ALEXANDRIA, VA.—Mahmoud Elhassan was born in Sudan and came to America in 2012 on a green card to join his family. Within two years, he was advertising himself online to a radical cleric as a one-man “sleeper cell.”

Elhassan, 26, a taxi driver from Woodbridge, VA., was sentenced to 11 years in prison Friday for attempting to provide material support to Daesh. Elhassan was arrested last year in an FBI sting after he convinced a friend, Joseph Farrokh, to join Daesh and helped him get there by driving him to the airport.

At Friday’s sentencing hearing, Elhassan tearfully renounced his support of Daesh and apologized to his family, to the American people in general, and to the Muslim community “for defaming their image.”

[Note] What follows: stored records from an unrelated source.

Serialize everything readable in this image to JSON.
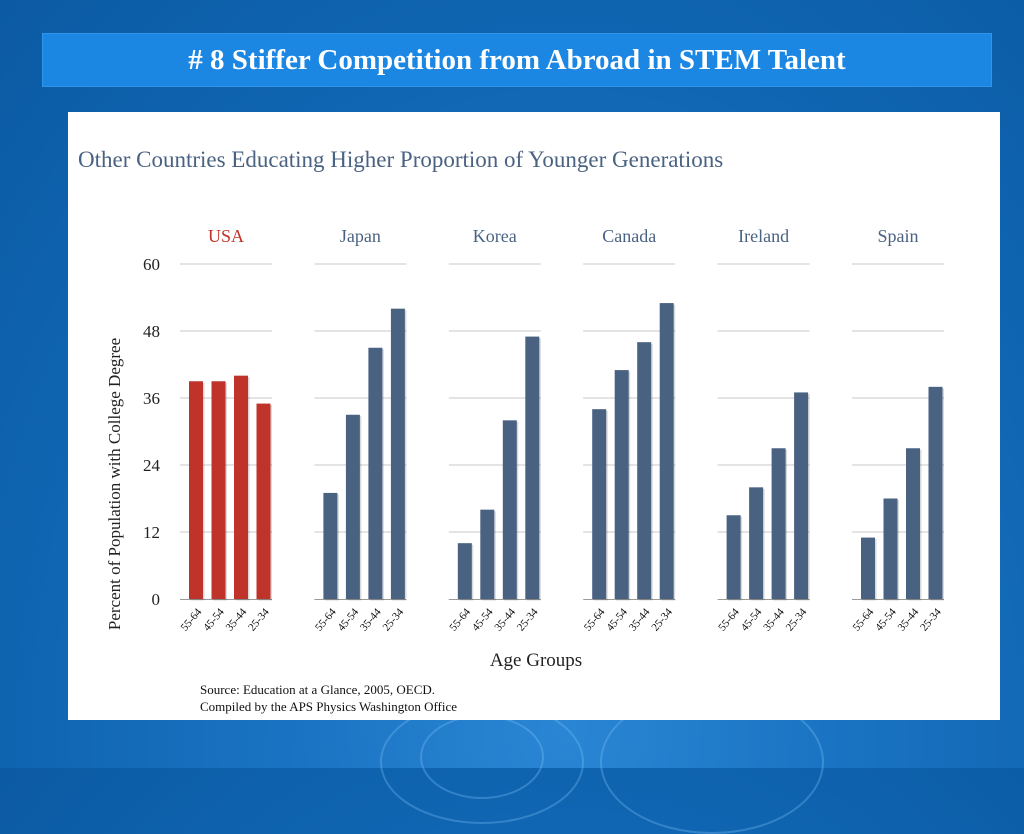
{
  "slide": {
    "title": "# 8 Stiffer Competition from Abroad in STEM Talent"
  },
  "chart_data": {
    "type": "bar",
    "title": "Other Countries Educating Higher Proportion of Younger Generations",
    "ylabel": "Percent of Population with College Degree",
    "xlabel": "Age Groups",
    "ylim": [
      0,
      60
    ],
    "yticks": [
      "0",
      "12",
      "24",
      "36",
      "48",
      "60"
    ],
    "categories": [
      "55-64",
      "45-54",
      "35-44",
      "25-34"
    ],
    "series": [
      {
        "name": "USA",
        "color": "#c0332a",
        "values": [
          39,
          39,
          40,
          35
        ]
      },
      {
        "name": "Japan",
        "color": "#4a6282",
        "values": [
          19,
          33,
          45,
          52
        ]
      },
      {
        "name": "Korea",
        "color": "#4a6282",
        "values": [
          10,
          16,
          32,
          47
        ]
      },
      {
        "name": "Canada",
        "color": "#4a6282",
        "values": [
          34,
          41,
          46,
          53
        ]
      },
      {
        "name": "Ireland",
        "color": "#4a6282",
        "values": [
          15,
          20,
          27,
          37
        ]
      },
      {
        "name": "Spain",
        "color": "#4a6282",
        "values": [
          11,
          18,
          27,
          38
        ]
      }
    ],
    "grid": true,
    "source": [
      "Source: Education at a Glance, 2005, OECD.",
      "Compiled by the APS Physics Washington Office"
    ]
  }
}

“I was just kind of isolated,” Elhassan told U.S. District Judge Anthony Trenga as he tried to explain his actions. “All the stuff I was saying made me feel like a full man.”

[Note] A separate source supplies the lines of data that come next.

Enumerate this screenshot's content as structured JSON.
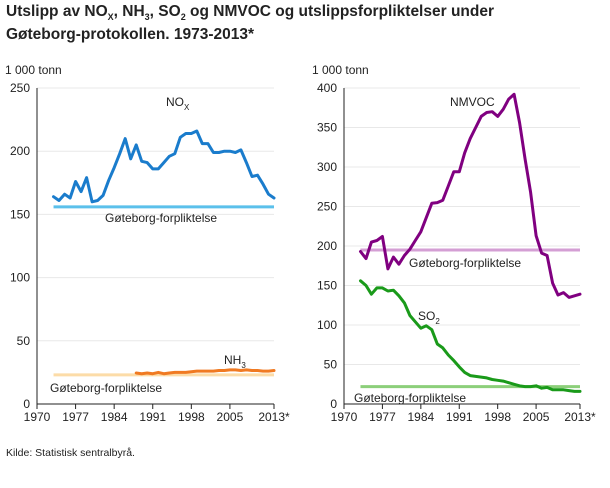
{
  "title": "Utslipp av NOX, NH3, SO2 og NMVOC og utslippsforpliktelser under Gøteborg-protokollen. 1973-2013*",
  "title_parts": {
    "t1": "Utslipp av NO",
    "t1_sub": "X",
    "t2": ", NH",
    "t2_sub": "3",
    "t3": ", SO",
    "t3_sub": "2",
    "t4": " og NMVOC og utslippsforpliktelser under",
    "t5": "Gøteborg-protokollen. 1973-2013*"
  },
  "source": "Kilde: Statistisk sentralbyrå.",
  "colors": {
    "nox": "#1a7ccc",
    "nox_target": "#5bc0eb",
    "nh3": "#f07a22",
    "nh3_target": "#fcdca8",
    "nmvoc": "#800080",
    "nmvoc_target": "#d49fd4",
    "so2": "#1a9a1a",
    "so2_target": "#8ccf7a",
    "axis": "#222222",
    "grid": "#f0f0f0"
  },
  "chart_data": [
    {
      "type": "line",
      "panel": "left",
      "ylabel": "1 000 tonn",
      "ylim": [
        0,
        250
      ],
      "yticks": [
        0,
        50,
        100,
        150,
        200,
        250
      ],
      "xlim": [
        1970,
        2013
      ],
      "xticks": [
        1970,
        1977,
        1984,
        1991,
        1998,
        2005
      ],
      "xtick_labels": [
        "1970",
        "1977",
        "1984",
        "1991",
        "1998",
        "2005",
        "2013*"
      ],
      "xtick_last": 2013,
      "series": [
        {
          "name": "NOX",
          "label": "NO",
          "label_sub": "X",
          "color_key": "nox",
          "x": [
            1973,
            1974,
            1975,
            1976,
            1977,
            1978,
            1979,
            1980,
            1981,
            1982,
            1983,
            1984,
            1985,
            1986,
            1987,
            1988,
            1989,
            1990,
            1991,
            1992,
            1993,
            1994,
            1995,
            1996,
            1997,
            1998,
            1999,
            2000,
            2001,
            2002,
            2003,
            2004,
            2005,
            2006,
            2007,
            2008,
            2009,
            2010,
            2011,
            2012,
            2013
          ],
          "values": [
            164,
            161,
            166,
            163,
            176,
            168,
            179,
            160,
            161,
            165,
            177,
            187,
            198,
            210,
            194,
            205,
            192,
            191,
            186,
            186,
            191,
            196,
            198,
            211,
            214,
            214,
            216,
            206,
            206,
            199,
            199,
            200,
            200,
            199,
            201,
            191,
            180,
            181,
            174,
            166,
            163
          ]
        },
        {
          "name": "NH3",
          "label": "NH",
          "label_sub": "3",
          "color_key": "nh3",
          "x": [
            1988,
            1989,
            1990,
            1991,
            1992,
            1993,
            1994,
            1995,
            1996,
            1997,
            1998,
            1999,
            2000,
            2001,
            2002,
            2003,
            2004,
            2005,
            2006,
            2007,
            2008,
            2009,
            2010,
            2011,
            2012,
            2013
          ],
          "values": [
            24.5,
            24,
            24.5,
            24,
            25,
            24,
            24.5,
            25,
            25,
            25,
            25.5,
            26,
            26,
            26,
            26,
            26.5,
            26.5,
            27,
            27,
            26.5,
            27,
            26.5,
            26.5,
            26,
            26,
            26.5
          ]
        }
      ],
      "targets": [
        {
          "name": "Gøteborg-forpliktelse (NOX)",
          "label": "Gøteborg-forpliktelse",
          "value": 156,
          "x": [
            1973,
            2013
          ],
          "color_key": "nox_target"
        },
        {
          "name": "Gøteborg-forpliktelse (NH3)",
          "label": "Gøteborg-forpliktelse",
          "value": 23,
          "x": [
            1973,
            2013
          ],
          "color_key": "nh3_target"
        }
      ]
    },
    {
      "type": "line",
      "panel": "right",
      "ylabel": "1 000 tonn",
      "ylim": [
        0,
        400
      ],
      "yticks": [
        0,
        50,
        100,
        150,
        200,
        250,
        300,
        350,
        400
      ],
      "xlim": [
        1970,
        2013
      ],
      "xticks": [
        1970,
        1977,
        1984,
        1991,
        1998,
        2005
      ],
      "xtick_labels": [
        "1970",
        "1977",
        "1984",
        "1991",
        "1998",
        "2005",
        "2013*"
      ],
      "xtick_last": 2013,
      "series": [
        {
          "name": "NMVOC",
          "label": "NMVOC",
          "label_sub": "",
          "color_key": "nmvoc",
          "x": [
            1973,
            1974,
            1975,
            1976,
            1977,
            1978,
            1979,
            1980,
            1981,
            1982,
            1983,
            1984,
            1985,
            1986,
            1987,
            1988,
            1989,
            1990,
            1991,
            1992,
            1993,
            1994,
            1995,
            1996,
            1997,
            1998,
            1999,
            2000,
            2001,
            2002,
            2003,
            2004,
            2005,
            2006,
            2007,
            2008,
            2009,
            2010,
            2011,
            2012,
            2013
          ],
          "values": [
            193,
            184,
            205,
            207,
            212,
            171,
            186,
            177,
            188,
            196,
            207,
            218,
            236,
            254,
            255,
            258,
            276,
            294,
            294,
            318,
            336,
            350,
            364,
            369,
            370,
            364,
            373,
            386,
            392,
            356,
            310,
            268,
            213,
            191,
            188,
            153,
            138,
            141,
            135,
            137,
            139
          ]
        },
        {
          "name": "SO2",
          "label": "SO",
          "label_sub": "2",
          "color_key": "so2",
          "x": [
            1973,
            1974,
            1975,
            1976,
            1977,
            1978,
            1979,
            1980,
            1981,
            1982,
            1983,
            1984,
            1985,
            1986,
            1987,
            1988,
            1989,
            1990,
            1991,
            1992,
            1993,
            1994,
            1995,
            1996,
            1997,
            1998,
            1999,
            2000,
            2001,
            2002,
            2003,
            2004,
            2005,
            2006,
            2007,
            2008,
            2009,
            2010,
            2011,
            2012,
            2013
          ],
          "values": [
            156,
            150,
            139,
            147,
            147,
            143,
            144,
            137,
            128,
            112,
            104,
            96,
            99,
            94,
            76,
            71,
            62,
            55,
            47,
            40,
            36,
            35,
            34,
            33,
            31,
            30,
            29,
            27,
            25,
            23,
            22,
            22,
            23,
            20,
            21,
            18,
            18,
            18,
            17,
            16,
            16
          ]
        }
      ],
      "targets": [
        {
          "name": "Gøteborg-forpliktelse (NMVOC)",
          "label": "Gøteborg-forpliktelse",
          "value": 195,
          "x": [
            1973,
            2013
          ],
          "color_key": "nmvoc_target"
        },
        {
          "name": "Gøteborg-forpliktelse (SO2)",
          "label": "Gøteborg-forpliktelse",
          "value": 22,
          "x": [
            1973,
            2013
          ],
          "color_key": "so2_target"
        }
      ]
    }
  ]
}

The sentence fell in between the request of prosecutors — who sought punishment closer to the 28-year maximum called for under sentencing guidelines — and the 4- to 6-year term sought by Elhassan’s attorneys.

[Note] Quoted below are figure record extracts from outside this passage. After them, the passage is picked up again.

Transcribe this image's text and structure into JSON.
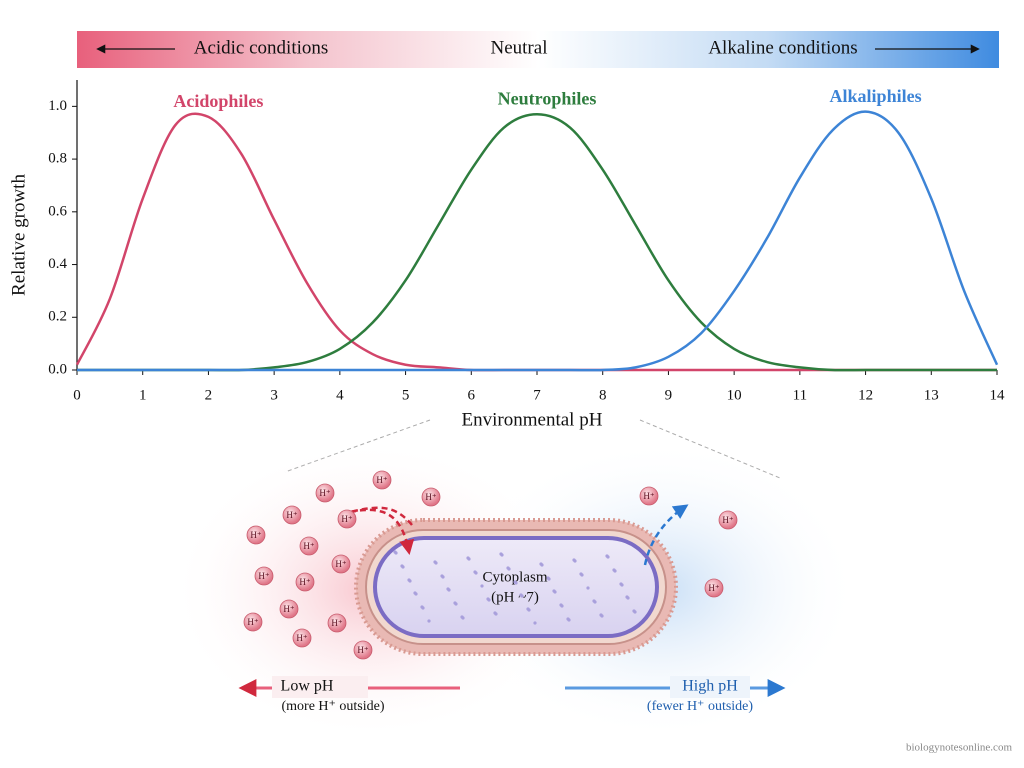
{
  "chart_data": {
    "type": "line",
    "banner": {
      "left": "Acidic conditions",
      "center": "Neutral",
      "right": "Alkaline conditions"
    },
    "x": [
      0,
      0.5,
      1,
      1.5,
      2,
      2.5,
      3,
      3.5,
      4,
      4.5,
      5,
      5.5,
      6,
      6.5,
      7,
      7.5,
      8,
      8.5,
      9,
      9.5,
      10,
      10.5,
      11,
      11.5,
      12,
      12.5,
      13,
      13.5,
      14
    ],
    "series": [
      {
        "name": "Acidophiles",
        "color": "#d2456a",
        "values": [
          0.02,
          0.27,
          0.65,
          0.93,
          0.96,
          0.82,
          0.57,
          0.33,
          0.15,
          0.06,
          0.02,
          0.01,
          0,
          0,
          0,
          0,
          0,
          0,
          0,
          0,
          0,
          0,
          0,
          0,
          0,
          0,
          0,
          0,
          0
        ]
      },
      {
        "name": "Neutrophiles",
        "color": "#2e7d3e",
        "values": [
          0,
          0,
          0,
          0,
          0,
          0,
          0.01,
          0.03,
          0.08,
          0.18,
          0.34,
          0.55,
          0.76,
          0.92,
          0.97,
          0.92,
          0.76,
          0.55,
          0.34,
          0.18,
          0.08,
          0.03,
          0.01,
          0,
          0,
          0,
          0,
          0,
          0
        ]
      },
      {
        "name": "Alkaliphiles",
        "color": "#3d84d6",
        "values": [
          0,
          0,
          0,
          0,
          0,
          0,
          0,
          0,
          0,
          0,
          0,
          0,
          0,
          0,
          0,
          0,
          0,
          0.01,
          0.05,
          0.14,
          0.3,
          0.5,
          0.73,
          0.91,
          0.98,
          0.9,
          0.65,
          0.3,
          0.02
        ]
      }
    ],
    "x_label": "Environmental pH",
    "y_label": "Relative growth",
    "xlim": [
      0,
      14
    ],
    "xticks": [
      0,
      1,
      2,
      3,
      4,
      5,
      6,
      7,
      8,
      9,
      10,
      11,
      12,
      13,
      14
    ],
    "ylim": [
      0,
      1.1
    ],
    "yticks": [
      {
        "value": 0,
        "label": "0.0"
      },
      {
        "value": 0.2,
        "label": "0.2"
      },
      {
        "value": 0.4,
        "label": "0.4"
      },
      {
        "value": 0.6,
        "label": "0.6"
      },
      {
        "value": 0.8,
        "label": "0.8"
      },
      {
        "value": 1,
        "label": "1.0"
      }
    ],
    "grid": false
  },
  "illustration": {
    "ion_label": "H⁺",
    "cytoplasm": "Cytoplasm",
    "cytoplasm_ph": "(pH ~7)",
    "low_ph": "Low pH",
    "low_ph_note": "(more H⁺ outside)",
    "high_ph": "High pH",
    "high_ph_note": "(fewer H⁺ outside)"
  },
  "watermark": "biologynotesonline.com"
}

Prosecutor Dennis Fitzpatrick said a long sentence was in order because Elhassan’s conduct was the culmination of years of support for terrorist causes. In 2014, he communicated online with a radical Sudanese sheik, Mohammed Ali al Jazouly, telling him, “here with you is a sleeper cell.” Six months before that, he opened a Facebook account with the words “solo wolf” in Arabic superimposed over a picture of a wolf stalking its prey.

“He was radicalized when he entered the United States,” Fitzpatrick said at Friday’s hearing.

Elhassan came to the FBI’s attention after he wrote to a person who had been convicted in a terror-related case; that convict is not identified in court records, but by then had become a government co-operator.

In the sting operation, Elhassan convinced Farrokh to join Daesh and drove him to the Richmond airport, where Farrokh was arrested before boarding a flight that he intended to be the first leg of a journey to Syria.

Elhassan’s lawyer, Thomas Durkin, said his client deserved a measure of mercy. Durkin said Elhassan suffered abuse as a child growing up in Sudan. At age 9, his mother took him to Egypt. At age 18, his mother left for the U.S., leaving Elhassan to care for his younger siblings.

Shortly after Elhassan arrived in the U.S. to join his mother and his older siblings, his mother died. In 2015, he fell in love with a Somali woman living in Atlanta, but his marriage proposal was rejected because the woman’s father looked down on Elhassan’s Sudanese heritage, Durkin said.

For a few months in 2015, Elhassan and friends set up a prayer table outside the Verizon Center in Washington, seeking to proselytize people to Islam.

Durkin also questioned the utility of federal sentencing guidelines in terrorism cases, in which a so-called “terrorism enhancement” routinely pushes the recommended sentence to the statutory maximum, no matter the circumstances of the case.

Trenga agreed that the terrorism enhancement renders the guidelines “less than completely useful” in terror cases.

Farrokh, the co-conspirator, was previously sentenced to 8 1/2 years in prison.